I’m not going to talk about this one much, because as everyone either knows all the pertinent details, or can look them up on IMDb and Wikipedia. Really, do you want to hear that Travis Knight is directing, or Hailee Steinfield is in the lead? Again? No, and I don’t want to repeat myself every time I make one of these damned posts. I’m not the one of those paid-by-word robot monkeys over at Screenrant.

So basically the title says that the Bumblebee spinoff will explore life without Optimums Prime, true, but it’ll also explore Bee’s life without much else, either, because this is the gender-corrected version of The Iron Giant, because as you know, girls are mechanics, love robots, and often find themselves in adventures with the aforementioned. Which is a lie. Boy’s love robots, love working on cars, and in general dream of big robots crashing and crushing their way through shit. But hey, because it’s progressive to lie about gender differences, even in kids, why not, right? Fuck the truth. The truth has to die to make way for the progressive neo-faith absurdity that little girls are just like little boys even though anyone who has ever spent enough time with them will tell you, no, they are very fucking different.


So life without Prime, huh? Yeah, I think Bumblebee will be okay. What you really  mean is, a movie without Prime and whether or not it can make billions at the box office sans the main good guy. Good question. We will see.

So here’s Lorenzo Di Bonaventura talking yet again about the Bumblebee spinoff:

“The interesting thing about doing a spin-off is it has to have some familiarity with the franchise, and then it has to have its own distinct qualities for it to stand on its own. It’s the story of a 17-, 18-year-old girl who, through a series of events, she and Bumblebee find each other, and they make each other whole. Bumblebee’s a very loving character. He’s got a lot of heart, so of course the idyllic life of these two is interrupted by the evil Decepticons. And how are they going to be able to deal with the problem without Optimus and without everybody else?”

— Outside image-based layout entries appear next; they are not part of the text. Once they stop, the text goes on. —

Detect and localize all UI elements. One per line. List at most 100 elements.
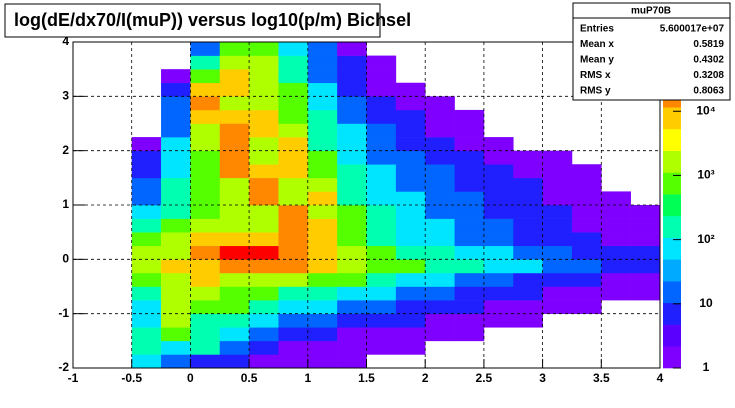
heat-cell bbox=[337, 340, 367, 355]
heat-cell bbox=[571, 300, 602, 314]
heat-cell bbox=[337, 245, 367, 260]
heat-cell bbox=[278, 150, 309, 165]
heat-cell bbox=[366, 137, 397, 151]
heat-cell bbox=[366, 164, 397, 179]
heat-cell bbox=[307, 109, 338, 124]
heat-cell bbox=[395, 137, 426, 151]
stats-label: RMS x bbox=[580, 70, 611, 81]
heat-cell bbox=[337, 82, 367, 97]
heat-cell bbox=[571, 232, 602, 247]
y-tick-label: 0 bbox=[62, 252, 69, 266]
heat-cell bbox=[630, 272, 661, 287]
heat-cell bbox=[219, 313, 250, 328]
heat-cell bbox=[425, 232, 455, 247]
heat-cell bbox=[190, 123, 221, 138]
heat-cell bbox=[395, 150, 426, 165]
x-tick-label: 3.5 bbox=[593, 371, 610, 385]
heat-cell bbox=[219, 164, 250, 179]
x-tick-label: -1 bbox=[68, 371, 79, 385]
heat-cell bbox=[161, 109, 191, 124]
palette-swatch bbox=[663, 281, 681, 304]
heat-cell bbox=[219, 232, 250, 247]
heat-cell bbox=[366, 109, 397, 124]
heat-cell bbox=[249, 340, 279, 355]
heat-cell bbox=[219, 42, 250, 56]
heat-cell bbox=[571, 164, 602, 179]
heat-cell bbox=[219, 55, 250, 70]
heat-cell bbox=[161, 82, 191, 97]
heat-cell bbox=[161, 286, 191, 301]
palette-swatch bbox=[663, 107, 681, 130]
heat-cell bbox=[219, 354, 250, 369]
heat-cell bbox=[337, 354, 367, 369]
x-tick-label: 3 bbox=[539, 371, 546, 385]
heat-cell bbox=[161, 205, 191, 219]
heat-cell bbox=[366, 218, 397, 233]
heat-cell bbox=[454, 109, 485, 124]
heat-cell bbox=[425, 96, 455, 111]
heat-cell bbox=[366, 191, 397, 206]
heat-cell bbox=[601, 286, 631, 301]
heat-cell bbox=[307, 164, 338, 179]
heat-cell bbox=[366, 205, 397, 219]
heat-cell bbox=[307, 272, 338, 287]
heat-cell bbox=[219, 272, 250, 287]
stats-label: Entries bbox=[580, 24, 614, 35]
heat-cell bbox=[278, 205, 309, 219]
heat-cell bbox=[278, 218, 309, 233]
heat-cell bbox=[571, 218, 602, 233]
heat-cell bbox=[454, 313, 485, 328]
heat-cell bbox=[454, 286, 485, 301]
heat-cell bbox=[395, 164, 426, 179]
heat-cell bbox=[513, 177, 543, 192]
heat-cell bbox=[337, 137, 367, 151]
heat-cell bbox=[425, 123, 455, 138]
heat-cell bbox=[249, 42, 279, 56]
heat-cell bbox=[454, 245, 485, 260]
heat-cell bbox=[131, 300, 162, 314]
heat-cell bbox=[542, 259, 573, 274]
heat-cell bbox=[190, 354, 221, 369]
heat-cell bbox=[542, 150, 573, 165]
palette-swatch bbox=[663, 302, 681, 325]
heat-cell bbox=[161, 272, 191, 287]
heat-cell bbox=[278, 272, 309, 287]
heat-cell bbox=[395, 286, 426, 301]
heat-cell bbox=[278, 327, 309, 342]
stats-label: RMS y bbox=[580, 86, 611, 97]
heat-cell bbox=[219, 109, 250, 124]
heat-cell bbox=[190, 259, 221, 274]
heat-cell bbox=[483, 137, 514, 151]
heat-cell bbox=[161, 164, 191, 179]
z-tick-label: 10³ bbox=[697, 168, 714, 182]
heat-cell bbox=[395, 327, 426, 342]
heat-cell bbox=[249, 82, 279, 97]
heat-cell bbox=[307, 218, 338, 233]
heat-cell bbox=[249, 69, 279, 84]
heat-cell bbox=[249, 150, 279, 165]
heat-cell bbox=[630, 232, 661, 247]
heat-cell bbox=[337, 218, 367, 233]
heat-cell bbox=[337, 191, 367, 206]
heat-cell bbox=[161, 137, 191, 151]
stats-frame bbox=[572, 2, 731, 101]
heat-cell bbox=[425, 245, 455, 260]
heat-cell bbox=[454, 327, 485, 342]
heat-cell bbox=[190, 286, 221, 301]
heat-cell bbox=[307, 313, 338, 328]
x-tick-label: 1 bbox=[304, 371, 311, 385]
heat-cell bbox=[278, 313, 309, 328]
heat-cell bbox=[337, 96, 367, 111]
heat-cell bbox=[161, 218, 191, 233]
heat-cell bbox=[366, 327, 397, 342]
heat-cell bbox=[307, 69, 338, 84]
heat-cell bbox=[542, 218, 573, 233]
stats-value: 0.5819 bbox=[693, 39, 724, 50]
heat-cell bbox=[337, 327, 367, 342]
heat-cell bbox=[454, 123, 485, 138]
heat-cell bbox=[425, 286, 455, 301]
heat-cell bbox=[542, 191, 573, 206]
heat-cell bbox=[483, 272, 514, 287]
x-tick-label: 0 bbox=[187, 371, 194, 385]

Yada yada yada. She doesn’t have family? She doesn’t have a boyfriend? Maybe if she weren’t such a lesbian, hanging out with dudes all the time, working on cars, and instead focused more on her family and friends and social life, like virtually every young woman alive now and forever, she might not need a huge non-talking car-robot thing to make her whole. It worked in Iron Giant, because boys are that way. Girls are different. Why can’t screenwriters see that fact and reflect it in their films? Because different now makes money? Because they already did this boy and his robot schtick in the first Michael Bay film, so now they have to do it with a girl to make more money? Because that’s the in-thing these days?